I'm new to StackExchange and to remote sensing. I am working with MOD13Q1 250m 16-day MVCs. My goal is to use NDVI time-series to classify cropping pattern and crop type, then link this data to water issues and rainfall. I am working with ENVI 5.1, which is also new to me. I have used the Modis Reprojeciton Tool to reproject and mosaic two MODIS tiles covering Sri Lanka. The data has been reprojected into WGS84_UTM_44N. I output the data as a GeoTiff and have successfully loaded this into ENVI.
Here's my question: the pixels in the reprojected/mosaicked raster for the NDVI band (which is what i will need for the time-series analysis) run from -32768 to 32767, not from -1 to 1. Is this just some silly misinterpretation on my part, do I need to manipulate the raster somehow with ENVI, or have I distorted the data when reprojecting it?
Answer
If you look at the product page at LPDAAC, under Layers
there is a table that lists each of the bands in the dataset and their characteristics.

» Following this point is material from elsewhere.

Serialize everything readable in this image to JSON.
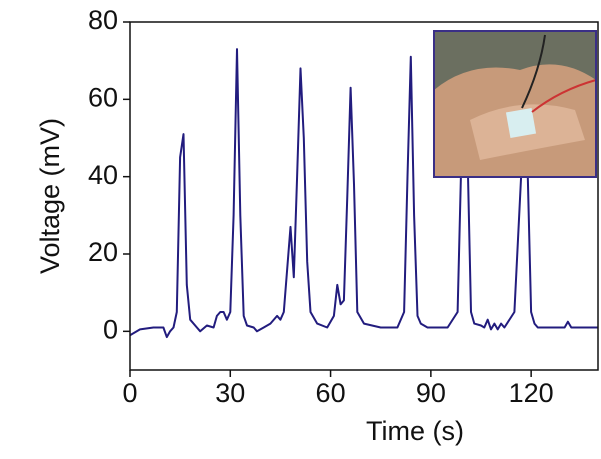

For the NDVI layer, it is a 16-bit signed integer with a fill value of -3000
, and a valid range from -2000
to 10000
. However, there is also a scale factor of 0.0001
, or 1/10,000. This means that a value of 10000
in the raster should be multiplied by 0.0001
in order to achieve the actual data value. In ENVI, you should try using Interactive Stretching and rescale the raster to go from 0
to 10000
. If you need more pointers on using ENVI, let me know and I can take some screenshots.
It seems odd that NASA would implement this weird scale factor, but it makes sense when you think about it. A 32-bit floating point value that stored the NDVI value verbatim would take up twice as much space before compression versus this integer format, and it would suffer from the precision issues inherent in floating point values. By storing the value as a scaled integer, the file stays small and the precision is retained.
Let me know if you have any other questions about MOD13Q1. I have a good amount of experience using this data set for time series analyses.